Dax gaped up into the stands, his mouth hanging open, blood still pouring down his shoulder.
Oh. Oh, fuck that. There was a small gate between the doctor’s row and the stadium itself. I shoved it open.
Renati seized my arm and tried to haul me back. “Vibeke! No. Wait. Give it a minute.”
“He doesn’t have a minute! They’re going to kill him!” I had no idea how. Or why. Or if it would even happen in the next few seconds. But holy fucknuts, I would not stand there and let it happen while I watched.
“Feed the dead! Feed the dead!” The stomping and shouting merged into one terrible, thunderous sound.
There was no escaping it. Or this place.
“Shall we feed them?” the announcer roared. “Shall we set loose the next group?”
The people shouted even louder: “Feed the dead! Feed the dead!”
“All right! Let them out!”
“Stop it,” I whispered.
No one heard me. No one saw me.
“Vibeke, wait—”
Renati’s hand slipped away. I plunged into the stadium before I’d properly thought out what the hell I was doing. I gathered my lung power—what I had of it, anyway—turned to the crowd, and screamed, “Stop it!”

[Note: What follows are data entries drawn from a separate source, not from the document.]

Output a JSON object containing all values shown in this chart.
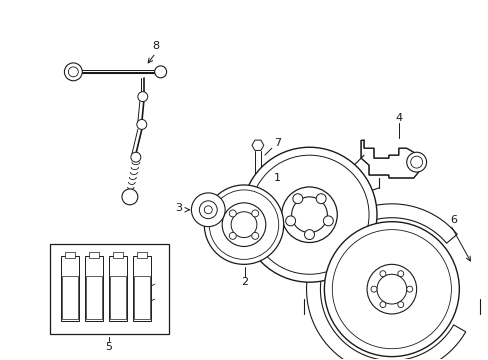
{
  "bg_color": "#ffffff",
  "line_color": "#1a1a1a",
  "fig_width": 4.89,
  "fig_height": 3.6,
  "dpi": 100
}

The announcer paused. The fighters paused. The two guards standing in front of the visiting team’s dugout stayed where they were, presumably holding back the next round of undead fuckery.
Everyone looked at me.
This may not have been one of my better ideas.
But fuck it. I was here. I gestured to Dax and his bleeding wound. “What the hell is wrong with you all? You’re feeding people to zombies!”

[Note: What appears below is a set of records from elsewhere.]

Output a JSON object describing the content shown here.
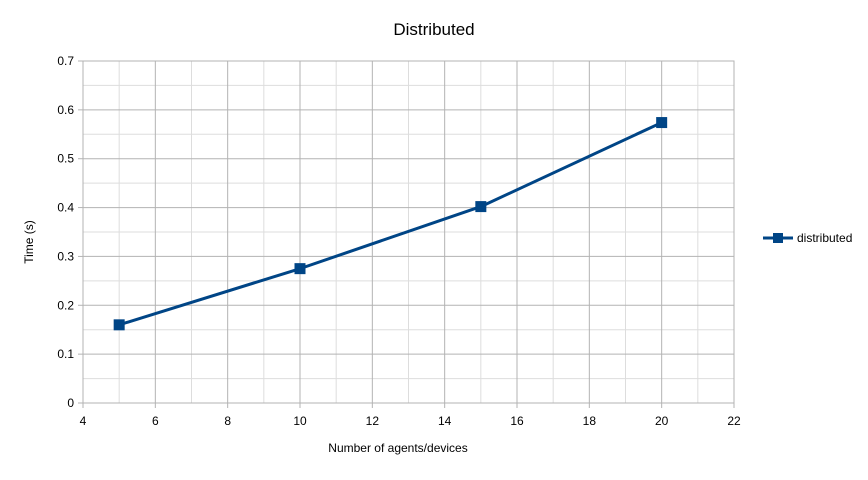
{
  "chart_data": {
    "type": "line",
    "title": "Distributed",
    "xlabel": "Number of agents/devices",
    "ylabel": "Time (s)",
    "xlim": [
      4,
      22
    ],
    "ylim": [
      0,
      0.7
    ],
    "x_ticks": [
      4,
      6,
      8,
      10,
      12,
      14,
      16,
      18,
      20,
      22
    ],
    "y_ticks": [
      0,
      0.1,
      0.2,
      0.3,
      0.4,
      0.5,
      0.6,
      0.7
    ],
    "x_tick_labels": [
      "4",
      "6",
      "8",
      "10",
      "12",
      "14",
      "16",
      "18",
      "20",
      "22"
    ],
    "y_tick_labels": [
      "0",
      "0.1",
      "0.2",
      "0.3",
      "0.4",
      "0.5",
      "0.6",
      "0.7"
    ],
    "grid": true,
    "minor_grid": true,
    "legend_position": "right",
    "series": [
      {
        "name": "distributed",
        "color": "#004586",
        "marker": "square",
        "x": [
          5,
          10,
          15,
          20
        ],
        "y": [
          0.16,
          0.275,
          0.402,
          0.574
        ]
      }
    ]
  }
}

Dax had his hand pressed to his shoulder. Blood streamed down from between his fingers, landing in a puddle in the dirt.
“Get back here,” Renati called to me. “Get back here, Vibeke, this is not part of the plan—”
I stared up in Keller’s direction. “Fuck the plan.”
Nope. I had not thought this through at all.
“Do you issue a challenge?” the announcer asked, astonishment plain in his voice. Yes, asshole, be amazed by me. I am Vibeke the Bone-Crusher! I will fuck your shit up!
I rode the mental psyching up as long as I could. “Yes, I issue a fucking challenge! I challenge you not to feed people to the dead!” I pointed at Dax. “He needs help!”
“If you issue a challenge, you may see to him.”
“Fine!”
The two soldiers standing in front of the home team dugout started for me.
What remained of the color in Renati’s face abruptly drained away. “Wait, Vibeke, you just—”
One soldier stood guard while the other grabbed my right arm and began dragging me deeper into the arena. “You want to fight?” he asked me. “We’ll let you fight. We’re equal opportunity here.”
Fight?
At that point I realized I had made a critical error.
They hauled me over to the guys, who both stared at me in horror. “What the fuck are you doing?” Tony asked. “What the fuck are you doing?”
“Improvising,” I said, because that sounded better than I don’t know. Again I scanned the crowds, but there was no sign of Logan. Maybe he’d been captured. Maybe this was all some fool’s errand. Maybe we’d been Final Destinationed, and Death was finally coming to get us after we’d gotten so good at skirting him.
“Give her your weapon,” one of the soldiers said to Dax.
He was hardly in a position to refuse. He shoved the axe toward me. I picked it up one-handed and was dismayed by its weight. I added my other hand to it, trying to remember the one time in my life I had chopped wood.
“Go to the doctor.” The same soldier pushed Dax in the direction I’d come from.
Dax stumbled toward Renati, who seemed more interested in sending me panicked looks than actually helping him.
Once Dax was safely in the stands, the soldiers retreated.
“You’re stupid,” Tony said. “You’re an idiot.”
“Bite me.”
“Let the games recommence!” the announcer crowed. The door inside the visiting team’s dugout opened again, and more ghouls came staggering out. Slow ones this time. Some small mercy there.
They also had bladed weapons, and they waved them around as they began their steady shamble toward us.
I took a few practice swings with the axe. Was I supposed to use it like a sharp bat? Or just bring it down on skulls like I was splitting a log? I had never been much good at splitting logs.
Tony stared at me, his expression grim. “Why the hell did you do that?”
Why had I done it?
I lifted the axe overhead and then slammed it into the dirt. My arms rattled as it struck. “I was trying to help.”
He looked around at the zombies, the armed guards, the people in the bleachers screaming for our blood. “Nice work.”
Dammit, Logan, where are you?
Chapter Twenty-Seven
The ghouls kept spilling out of the dugout much like ants spiraling out of a nest. Six of them. Ten. Twelve. Fifteen.
All of them shambling their way toward us.
“This seems like overkill,” I said.
“This might be it, Vibby.”
I didn’t bother correcting him.
The dead continued to come. Not slowly, but not quickly, either. They marched almost like trained soldiers.